About a third of holiday gift givers (30%) this year expect to go into debt, according to a new LendingTree survey.
Of those who have previously gone into debt from buying presents, nearly half say it’s due to inflation and the higher cost of gifts.
In its survey of 2,050 U.S. consumers, LendingTree found 69% of Americans plan to give gifts this year. Those who expect to overspend and go into debt said they are trying to make their children happy or attempting to impress the gift recipient.
Of those giving gifts, 19% plan to spend less than $100, 47% plan to spend a total of $100 to $499, 23% have budgeted $500 to $999, and 11% plan to spend at least $1,000. Gift givers spend the most on their kids (42%), followed by significant others (19%), parents or guardians (9%), siblings (9%), and friends (8%).

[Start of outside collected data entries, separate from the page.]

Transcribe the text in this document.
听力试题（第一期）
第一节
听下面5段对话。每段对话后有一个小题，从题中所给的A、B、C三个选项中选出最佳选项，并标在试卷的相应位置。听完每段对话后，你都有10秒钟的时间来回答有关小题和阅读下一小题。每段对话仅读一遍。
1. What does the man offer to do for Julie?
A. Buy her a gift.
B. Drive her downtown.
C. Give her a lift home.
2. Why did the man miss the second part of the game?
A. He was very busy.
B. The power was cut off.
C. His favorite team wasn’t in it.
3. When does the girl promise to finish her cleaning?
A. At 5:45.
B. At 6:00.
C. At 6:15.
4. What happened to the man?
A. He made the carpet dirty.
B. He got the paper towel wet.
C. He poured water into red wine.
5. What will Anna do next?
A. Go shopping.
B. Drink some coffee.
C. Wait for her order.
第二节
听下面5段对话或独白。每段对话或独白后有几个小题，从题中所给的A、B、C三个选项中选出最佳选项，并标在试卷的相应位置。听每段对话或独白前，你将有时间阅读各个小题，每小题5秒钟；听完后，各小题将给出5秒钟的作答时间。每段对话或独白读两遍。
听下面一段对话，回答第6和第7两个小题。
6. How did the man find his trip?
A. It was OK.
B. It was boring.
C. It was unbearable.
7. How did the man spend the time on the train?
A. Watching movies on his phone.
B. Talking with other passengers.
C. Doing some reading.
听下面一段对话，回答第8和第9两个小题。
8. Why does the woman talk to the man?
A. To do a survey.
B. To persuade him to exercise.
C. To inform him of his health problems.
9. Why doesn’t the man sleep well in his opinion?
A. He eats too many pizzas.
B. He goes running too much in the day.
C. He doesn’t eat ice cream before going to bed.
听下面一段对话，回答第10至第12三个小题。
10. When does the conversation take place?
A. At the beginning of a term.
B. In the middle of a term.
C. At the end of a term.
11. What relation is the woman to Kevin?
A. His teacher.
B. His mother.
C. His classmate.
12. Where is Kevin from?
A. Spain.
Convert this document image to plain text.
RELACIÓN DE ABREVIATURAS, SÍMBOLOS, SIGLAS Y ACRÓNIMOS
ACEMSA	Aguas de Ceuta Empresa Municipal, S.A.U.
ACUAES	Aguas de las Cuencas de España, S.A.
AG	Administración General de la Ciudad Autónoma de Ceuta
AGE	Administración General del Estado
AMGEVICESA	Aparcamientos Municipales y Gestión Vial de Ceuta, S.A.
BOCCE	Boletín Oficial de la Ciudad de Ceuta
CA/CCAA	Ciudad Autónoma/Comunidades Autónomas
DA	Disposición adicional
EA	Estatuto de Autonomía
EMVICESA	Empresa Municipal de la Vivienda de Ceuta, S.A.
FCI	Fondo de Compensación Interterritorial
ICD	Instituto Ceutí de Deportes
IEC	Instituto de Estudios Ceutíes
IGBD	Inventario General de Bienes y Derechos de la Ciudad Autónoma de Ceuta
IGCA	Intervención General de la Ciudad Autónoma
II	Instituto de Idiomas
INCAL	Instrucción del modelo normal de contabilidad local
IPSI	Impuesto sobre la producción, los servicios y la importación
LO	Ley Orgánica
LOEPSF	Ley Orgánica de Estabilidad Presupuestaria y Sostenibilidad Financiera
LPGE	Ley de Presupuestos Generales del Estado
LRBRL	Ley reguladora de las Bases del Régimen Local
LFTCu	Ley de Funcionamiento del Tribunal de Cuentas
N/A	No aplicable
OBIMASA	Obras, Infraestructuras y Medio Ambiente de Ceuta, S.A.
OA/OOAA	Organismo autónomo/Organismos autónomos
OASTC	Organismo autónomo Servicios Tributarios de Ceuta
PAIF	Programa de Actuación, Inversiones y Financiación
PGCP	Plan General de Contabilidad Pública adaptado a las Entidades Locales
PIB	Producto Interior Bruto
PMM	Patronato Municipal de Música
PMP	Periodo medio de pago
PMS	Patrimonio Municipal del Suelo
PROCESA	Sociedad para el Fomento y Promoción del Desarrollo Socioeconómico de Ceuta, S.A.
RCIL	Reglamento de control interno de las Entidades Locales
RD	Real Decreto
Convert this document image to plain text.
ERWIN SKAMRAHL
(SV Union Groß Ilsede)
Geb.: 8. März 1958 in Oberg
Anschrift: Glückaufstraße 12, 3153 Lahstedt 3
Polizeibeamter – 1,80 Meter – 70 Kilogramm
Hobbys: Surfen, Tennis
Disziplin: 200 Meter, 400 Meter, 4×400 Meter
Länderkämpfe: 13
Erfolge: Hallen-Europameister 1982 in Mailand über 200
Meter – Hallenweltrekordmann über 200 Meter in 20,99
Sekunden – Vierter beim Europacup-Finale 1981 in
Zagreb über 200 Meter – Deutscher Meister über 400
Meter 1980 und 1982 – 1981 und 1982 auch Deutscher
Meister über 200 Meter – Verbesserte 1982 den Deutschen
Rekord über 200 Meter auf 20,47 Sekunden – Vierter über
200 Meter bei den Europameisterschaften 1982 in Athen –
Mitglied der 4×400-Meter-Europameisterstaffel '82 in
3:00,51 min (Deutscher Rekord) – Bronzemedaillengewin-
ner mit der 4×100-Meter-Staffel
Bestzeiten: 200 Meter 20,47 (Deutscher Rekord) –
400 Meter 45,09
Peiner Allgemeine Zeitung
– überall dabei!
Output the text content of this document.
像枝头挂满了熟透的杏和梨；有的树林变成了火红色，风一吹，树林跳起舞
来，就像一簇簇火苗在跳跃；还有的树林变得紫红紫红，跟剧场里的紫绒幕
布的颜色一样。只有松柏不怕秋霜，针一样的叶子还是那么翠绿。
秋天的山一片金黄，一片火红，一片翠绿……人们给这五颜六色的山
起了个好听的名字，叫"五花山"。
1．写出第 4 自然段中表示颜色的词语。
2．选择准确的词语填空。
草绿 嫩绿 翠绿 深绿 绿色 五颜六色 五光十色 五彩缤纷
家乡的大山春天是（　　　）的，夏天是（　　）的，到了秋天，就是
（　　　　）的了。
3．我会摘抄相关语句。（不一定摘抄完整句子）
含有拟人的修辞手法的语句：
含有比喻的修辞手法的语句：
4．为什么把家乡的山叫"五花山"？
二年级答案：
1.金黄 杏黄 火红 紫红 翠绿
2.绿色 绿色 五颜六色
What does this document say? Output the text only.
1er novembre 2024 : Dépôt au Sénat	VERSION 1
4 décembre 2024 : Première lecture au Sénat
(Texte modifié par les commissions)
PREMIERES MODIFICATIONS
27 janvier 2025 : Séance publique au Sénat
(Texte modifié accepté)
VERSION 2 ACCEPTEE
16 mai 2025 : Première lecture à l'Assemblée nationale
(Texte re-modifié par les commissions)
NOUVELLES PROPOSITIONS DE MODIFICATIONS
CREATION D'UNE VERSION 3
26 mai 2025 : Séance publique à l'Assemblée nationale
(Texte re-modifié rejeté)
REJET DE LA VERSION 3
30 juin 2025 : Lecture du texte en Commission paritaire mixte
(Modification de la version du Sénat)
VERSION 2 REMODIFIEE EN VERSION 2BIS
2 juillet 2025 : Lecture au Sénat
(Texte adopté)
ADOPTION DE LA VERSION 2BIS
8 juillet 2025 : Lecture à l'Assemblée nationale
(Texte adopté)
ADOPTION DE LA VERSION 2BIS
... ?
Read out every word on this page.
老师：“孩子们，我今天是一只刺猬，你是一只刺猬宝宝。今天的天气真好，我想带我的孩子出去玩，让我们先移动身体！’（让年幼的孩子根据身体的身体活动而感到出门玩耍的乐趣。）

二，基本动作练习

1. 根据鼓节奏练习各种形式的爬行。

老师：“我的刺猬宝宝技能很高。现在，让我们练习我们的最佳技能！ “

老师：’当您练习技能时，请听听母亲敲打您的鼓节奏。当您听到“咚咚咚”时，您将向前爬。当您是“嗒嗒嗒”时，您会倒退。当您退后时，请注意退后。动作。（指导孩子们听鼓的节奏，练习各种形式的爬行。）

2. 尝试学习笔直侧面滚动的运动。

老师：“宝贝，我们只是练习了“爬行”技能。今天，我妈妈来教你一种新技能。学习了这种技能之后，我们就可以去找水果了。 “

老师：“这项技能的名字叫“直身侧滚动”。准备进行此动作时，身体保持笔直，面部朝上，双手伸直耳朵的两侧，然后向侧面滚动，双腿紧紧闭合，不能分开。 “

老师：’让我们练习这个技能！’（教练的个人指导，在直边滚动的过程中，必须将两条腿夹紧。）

Among gift givers, 22% have gone into debt from holiday spending before and expect to repeat the pattern this year. Another 7% said they expect to go into debt for the first time for holiday gift giving this year.
Cash is the top gift preference this year. Almost half of gift recipients said they would like to receive cash for the holidays, and 39% said they’d trade their gifts for the cash equivalent if possible. About 27% of those participating in holiday gift giving said they will use a cash gift to pay bills.
For the 31% of Americans who said they will not give gifts this year, 52% said cost is the reason. Gen Zers, individuals who earn less than $30,000 annually and those without children are the most likely to opt out.